US intelligence and security agencies have warned that the cyber attack on the government and companies revealed at the weekend was “ongoing” as Washington scrambled to ascertain the extent of the damage.
The FBI, the director of national intelligence and the Cybersecurity and Infrastructure Security Agency said in a statement that they had formed a task force to respond to the sophisticated attack, which they described as a “significant and ongoing cyber security campaign”.
“This is a developing situation, and while we continue to work to understand the full extent of this campaign, we know this compromise has affected networks within the federal government,” the agencies said.
Cyber security experts are trying to determine the scale of damage wrought by the attack, which continued for months until it was discovered by FireEye, a cyber security company that also fell victim to the hacking campaign.
The hackers in March began inserting malware into software updates that SolarWinds, an IT company, sent to government and private sector clients that use its Orion software to manage their networks.

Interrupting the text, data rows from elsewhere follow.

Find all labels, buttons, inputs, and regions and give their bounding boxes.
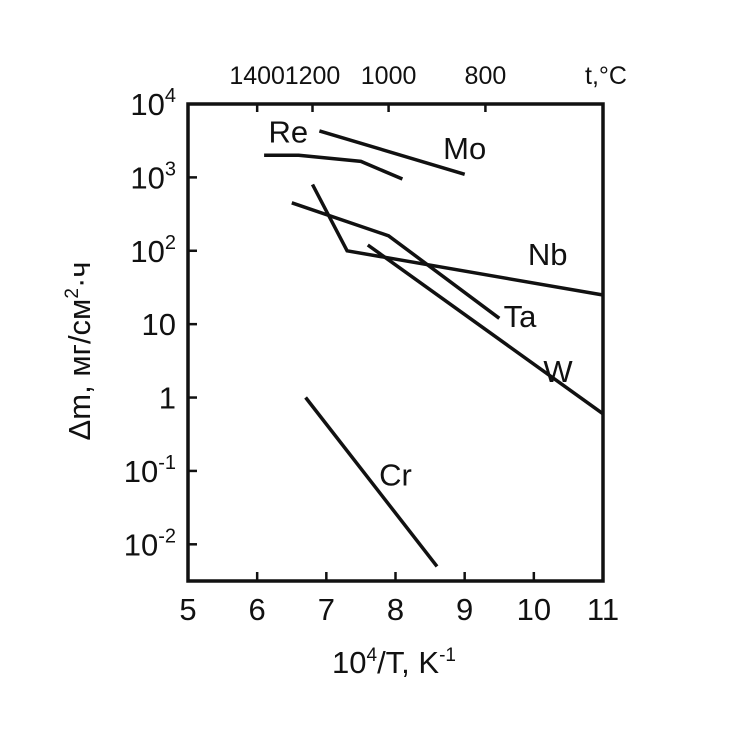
y-tick-label: 104 <box>130 85 176 122</box>
series-label-mo: Mo <box>443 131 486 166</box>
x-tick-label: 10 <box>517 592 551 627</box>
y-tick-label: 10-1 <box>124 452 176 489</box>
series-line-cr <box>304 396 439 568</box>
top-tick-label: 800 <box>465 62 507 90</box>
series-label-w: W <box>543 354 573 389</box>
top-tick-label: 1000 <box>361 62 417 90</box>
top-tick-label: 1400 <box>229 62 285 90</box>
x-tick-label: 11 <box>587 592 619 627</box>
x-axis-title-main: 10 <box>332 645 366 680</box>
series-line-ta <box>291 201 501 320</box>
series-line-re <box>264 153 404 181</box>
x-tick-label: 5 <box>179 592 196 627</box>
x-axis-title: 104/T, K-1 <box>332 645 456 680</box>
y-tick-label: 103 <box>130 158 176 195</box>
series-line-mo <box>318 129 466 176</box>
y-tick-label: 10-2 <box>124 525 176 562</box>
y-axis-title-main: Δm, мг/см <box>62 299 97 441</box>
top-tick-label: 1200 <box>285 62 341 90</box>
top-axis-unit: t,°C <box>585 62 627 90</box>
y-tick-label: 102 <box>130 232 176 269</box>
series-line-w <box>366 243 605 416</box>
series-label-re: Re <box>268 115 308 150</box>
y-axis-title: Δm, мг/см2·ч <box>62 262 97 441</box>
x-axis-title-sup: 4 <box>366 645 377 666</box>
y-axis-title-sup: 2 <box>62 288 83 299</box>
x-tick-label: 6 <box>249 592 266 627</box>
y-tick-label: 10 <box>142 307 176 342</box>
x-tick-label: 7 <box>318 592 335 627</box>
series-line-nb <box>310 183 604 297</box>
x-tick-label: 8 <box>387 592 404 627</box>
x-axis-title-rest: /T, K <box>377 645 439 680</box>
x-tick-label: 9 <box>456 592 473 627</box>
y-tick-label: 1 <box>159 381 176 416</box>
y-axis-title-rest: ·ч <box>62 262 97 288</box>
series-label-cr: Cr <box>379 457 412 492</box>
x-axis-title-sup2: -1 <box>439 645 456 666</box>
series-label-ta: Ta <box>504 299 538 334</box>
series-label-nb: Nb <box>528 237 568 272</box>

FireEye, SolarWinds and some US officials have blamed “nation-state” hackers for the breach. Mike Pompeo, secretary of state, appeared to single out Russia in his response to a question about the hack on Monday, saying there had been “consistent” efforts by Moscow to try to penetrate US government and private sector networks.
Richard Blumenthal, Democratic senator from Connecticut, also pointed to at Russia on Wednesday after he and other members of Congress received a classified briefing from intelligence officials about the hack.

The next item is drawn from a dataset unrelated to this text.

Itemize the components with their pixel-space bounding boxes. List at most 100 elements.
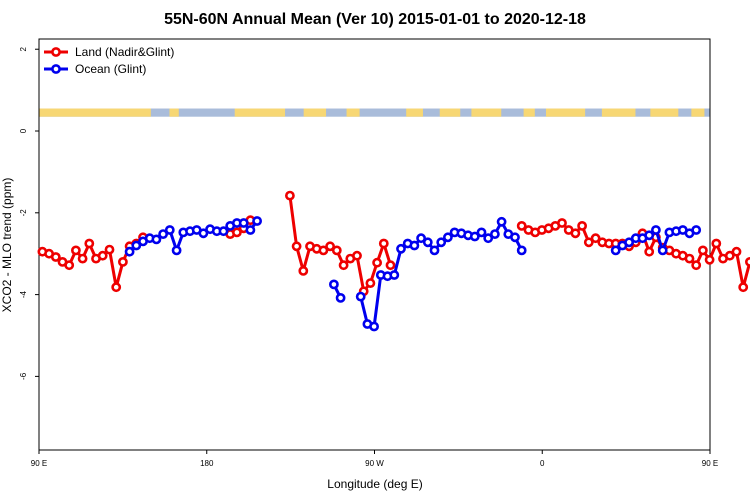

“Today’s classified briefing on Russia’s cyber attack left me deeply alarmed, in fact downright scared,” Mr Blumenthal wrote on Twitter. “Americans deserve to know what’s going on. Declassify what’s known & unknown.”
Robert O’Brien, the White House national security adviser, cut short a trip to Europe on Tuesday to return to Washington to deal with the situation.

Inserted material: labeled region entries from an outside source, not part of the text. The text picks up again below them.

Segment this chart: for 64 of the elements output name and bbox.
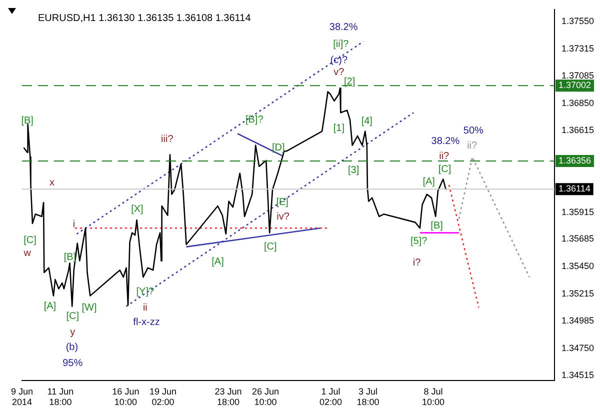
annotation: v? xyxy=(334,67,345,78)
x-tick-label: 19 Jun 02:00 xyxy=(149,386,176,408)
y-tick-label: 1.34985 xyxy=(561,315,594,326)
annotation: 38.2% xyxy=(329,22,358,34)
annotation: [C] xyxy=(24,234,37,246)
annotation: [X] xyxy=(131,204,144,215)
annotation: 50% xyxy=(463,126,484,137)
annotation: [4] xyxy=(361,116,373,128)
annotation: x xyxy=(49,177,54,188)
x-tick-label: 8 Jul 10:00 xyxy=(422,386,445,408)
y-tick-label: 1.34750 xyxy=(561,342,594,353)
annotation: [2] xyxy=(344,76,356,88)
annotation: 95% xyxy=(62,358,83,370)
annotation: y xyxy=(70,327,76,338)
y-tick-label: 1.35915 xyxy=(561,206,594,217)
ref-line-label: 1.36356 xyxy=(558,155,592,166)
y-tick-label: 1.37085 xyxy=(561,70,594,80)
annotation: [1] xyxy=(333,122,345,134)
y-tick-label: 1.35685 xyxy=(561,234,594,244)
annotation: [B] xyxy=(430,220,444,232)
annotation: (b) xyxy=(66,342,78,354)
y-tick-label: 1.36615 xyxy=(561,125,594,136)
annotation: [A] xyxy=(44,300,56,312)
annotation: i xyxy=(72,218,76,230)
annotation: [Y]? xyxy=(136,286,154,298)
y-tick-label: 1.35215 xyxy=(561,288,594,299)
annotation: [A] xyxy=(212,256,224,268)
y-tick-label: 1.37315 xyxy=(561,44,594,54)
annotation: w xyxy=(22,248,32,260)
annotation: iii? xyxy=(161,134,174,146)
annotation: [E] xyxy=(276,197,289,208)
annotation: 38.2% xyxy=(431,136,460,147)
y-tick-label: 1.37550 xyxy=(561,16,594,26)
annotation: [W] xyxy=(82,302,97,314)
x-tick-label: 26 Jun 10:00 xyxy=(252,386,280,408)
annotation: [C] xyxy=(438,164,452,176)
annotation: [ii]? xyxy=(333,38,350,50)
annotation: [B]? xyxy=(245,114,264,126)
annotation: ii? xyxy=(467,140,478,152)
annotation: [C] xyxy=(264,241,277,252)
annotation: [D] xyxy=(272,142,285,154)
ref-line-label: 1.36114 xyxy=(558,184,590,194)
chart-title: EURUSD,H1 1.36130 1.36135 1.36108 1.36114 xyxy=(38,13,252,24)
x-tick-label: 23 Jun 18:00 xyxy=(214,386,242,408)
annotation: [A] xyxy=(422,176,436,188)
ref-line-label: 1.37002 xyxy=(558,80,592,90)
annotation: fl-x-zz xyxy=(133,316,160,328)
y-tick-label: 1.35450 xyxy=(561,261,594,272)
annotation: [5]? xyxy=(410,236,428,247)
annotation: i? xyxy=(412,257,422,268)
annotation: ii? xyxy=(439,151,450,162)
x-tick-label: 16 Jun 10:00 xyxy=(112,386,140,408)
annotation: ii xyxy=(142,302,148,314)
x-tick-label: 1 Jul 02:00 xyxy=(319,386,342,408)
x-tick-label: 9 Jun 2014 xyxy=(10,386,34,408)
y-tick-label: 1.34515 xyxy=(561,370,594,380)
annotation: [C] xyxy=(66,311,80,322)
annotation: [3] xyxy=(348,165,360,176)
x-tick-label: 11 Jun 18:00 xyxy=(47,386,74,408)
annotation: [B] xyxy=(21,115,34,126)
annotation: (c)? xyxy=(330,55,348,66)
annotation: iv? xyxy=(276,211,290,222)
y-tick-label: 1.36850 xyxy=(561,98,594,108)
x-tick-label: 3 Jul 18:00 xyxy=(356,386,380,408)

Security experts warned that the scope and sophistication of the attack meant it might be impossible to ascertain the full extent of the damage.
Theresa Payton, a former White House chief information officer and chief executive of cyber security consultancy Fortalice Solutions, said the hack presented “a significant challenge” to the incoming Biden administration as officials consider how much data was stolen and what the hackers might want to use the information for.
Experts believe the hack is one of the most sophisticated attacks on the US government since China infiltrated the government agency that holds personnel information, including sensitive data related to the granting of security clearances, for millions of US federal government employees.
SolarWinds said it believed that “fewer than 18,000” of its customers had downloaded the infected software updates.
Earlier this week, Microsoft said the hackers behind the latest attack were able to pose as other users within networks, enabling them to gain access to highly secure accounts.
But SolarWinds has suggested that the breaches they have uncovered relied on manual, customised attacks — meaning the hackers may not have compromised all of those who were exposed. FireEye on Wednesday said it had identified a kill switch that could stop the attackers from continuing to lurk inside networks.